Ted Ross, Ph.D.
Vaccines and Viral Immunity
The University of Georgia
Ted Ross is working to develop a universal vaccine for flu, one that would provide immunity to many flu strains – even those that don't yet exist.
Vaccines work by training the immune system to recognize a particular virus and respond defensively. The immune system develops “antibodies” designed to attack the offending germs. But in the case of a shape-shifting virus like influenza, the antibodies don’t necessarily recognize new incarnations, and so the immune system must build its defenses all over again.
To combat this phenomenon, Ross and his team created a method called COBRA — “computationally optimized broadly reactive antigen.” Developed in Ross' lab in 2005, the technology is now licensed by vaccine company Sanofi Pasteur.
COBRA is a new way of designing vaccines that draws on the capabilities of computer modeling. The researchers map the characteristics of existing flu strains; COBRA then analyzes these characteristics to project out new and possible strains.
Ross and his colleagues go through multiple rounds of projections, searching for commonalities. Certain virus structures show up again and again, so the lab retains these for use in the final vaccine. Eventually, a consensus emerges, driven by both technological processing power and human expertise.

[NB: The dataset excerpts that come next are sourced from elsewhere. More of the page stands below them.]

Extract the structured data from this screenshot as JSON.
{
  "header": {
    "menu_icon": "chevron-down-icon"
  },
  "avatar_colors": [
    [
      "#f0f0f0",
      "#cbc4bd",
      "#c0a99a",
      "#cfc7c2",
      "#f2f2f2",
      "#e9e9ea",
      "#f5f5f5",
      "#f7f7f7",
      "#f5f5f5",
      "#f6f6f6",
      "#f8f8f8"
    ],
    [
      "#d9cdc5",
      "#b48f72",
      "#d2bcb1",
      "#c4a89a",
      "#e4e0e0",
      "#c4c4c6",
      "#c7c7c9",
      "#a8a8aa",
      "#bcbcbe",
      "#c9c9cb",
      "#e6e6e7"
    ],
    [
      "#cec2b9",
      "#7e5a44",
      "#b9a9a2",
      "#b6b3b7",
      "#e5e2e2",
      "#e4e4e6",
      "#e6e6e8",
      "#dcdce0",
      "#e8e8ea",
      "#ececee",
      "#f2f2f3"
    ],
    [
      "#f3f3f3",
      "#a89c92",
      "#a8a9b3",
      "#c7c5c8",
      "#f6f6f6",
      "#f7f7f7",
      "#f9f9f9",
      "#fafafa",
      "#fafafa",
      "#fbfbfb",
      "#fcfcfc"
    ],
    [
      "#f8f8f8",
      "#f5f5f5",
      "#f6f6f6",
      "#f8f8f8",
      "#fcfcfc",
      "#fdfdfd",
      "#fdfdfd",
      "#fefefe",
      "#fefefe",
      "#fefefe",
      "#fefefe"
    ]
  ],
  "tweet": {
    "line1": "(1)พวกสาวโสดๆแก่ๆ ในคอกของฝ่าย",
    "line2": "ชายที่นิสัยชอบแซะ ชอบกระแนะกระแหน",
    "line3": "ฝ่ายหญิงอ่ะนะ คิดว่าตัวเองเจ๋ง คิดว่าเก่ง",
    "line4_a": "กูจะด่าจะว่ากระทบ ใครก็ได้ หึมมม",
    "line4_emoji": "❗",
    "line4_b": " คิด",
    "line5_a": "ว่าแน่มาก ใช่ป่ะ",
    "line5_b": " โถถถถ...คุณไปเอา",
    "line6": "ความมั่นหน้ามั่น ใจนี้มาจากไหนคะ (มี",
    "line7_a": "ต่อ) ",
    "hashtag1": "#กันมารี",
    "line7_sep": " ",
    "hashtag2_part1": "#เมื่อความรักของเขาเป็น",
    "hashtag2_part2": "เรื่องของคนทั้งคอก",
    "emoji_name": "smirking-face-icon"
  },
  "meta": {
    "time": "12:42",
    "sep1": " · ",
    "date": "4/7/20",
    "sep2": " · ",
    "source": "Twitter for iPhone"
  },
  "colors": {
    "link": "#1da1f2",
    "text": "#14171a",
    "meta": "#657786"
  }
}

Armed with a picture of many projected strains, Ross then works to create a synthetic version of the virus that incorporates these possibilities. Since the immune system recognizes viruses by the unique structures on the surface of each molecule, a single synthetic molecule that incorporates the characteristics of the many projected strains would be a powerful weapon.
Thus, Ross’ lab is aiming to create this “virus-like” synthetic molecule. On the outside, it’s identical to a particle of the virus, but it doesn’t actually carry any infectious material. But to the immune system, it looks like a virus — so the body gets to work making antibodies and developing immunity to the disease.
Ross and his colleagues have already used the COBRA technique to develop a universal vaccine for avian flu, also known as H5N1 or bird flu. They’re now working with the USDA on clinical trials to test the vaccine on birds. For the seasonal flu that typically affects humans, he has successfully completed mouse trials and will soon be conducting clinical trials to test the vaccine's efficacy on human patients.
If early results from such trials are promising, a next step would be to improve the longevity of vaccine immunity, so that an annual shot is no longer necessary.
The COBRA technique is also proving beneficial in developing effective vaccines for dengue and chikungunya virus, both infectious diseases spread by mosquitoes; Ross and his colleagues are seeing positive results here, too. In the long term, computational modeling like COBRA could even help create vaccines for diseases like Ebola or HIV.
- Developing COBRA (computationally optimized broadly reactive antigen) technology to design vaccine candidates for influenza viruses, dengue viruses, and HIV
- Development of DNA, recombinant protein and virus-like particle vaccines for seasonal influenza, HIV/SIV/SHIV, dengue virus, West Nile virus, and others
- Pioneering the use of C3d, a component of the innate immune system, as a molecule adjuvant for DNA vaccine produced adjuvants
- Demonstration of a COBRA influenza vaccine’s protection against H5N1 in non-human primates
- Ongoing investigation into how seasonal influenza strains elicit antibodies against pandemic influenza strains, offering pre-existing immunity over time
Straight from the Scholar
I like that we have this interactive team of researchers here. It’s and up-and-coming area, and there is a great commitment at UGA to pursuing research on infectious diseases and developing life-saving vaccines. I am also looking forward to collaborating with other vaccine research centers in Georgia and advancing joint projects with nearby institutions like Emory.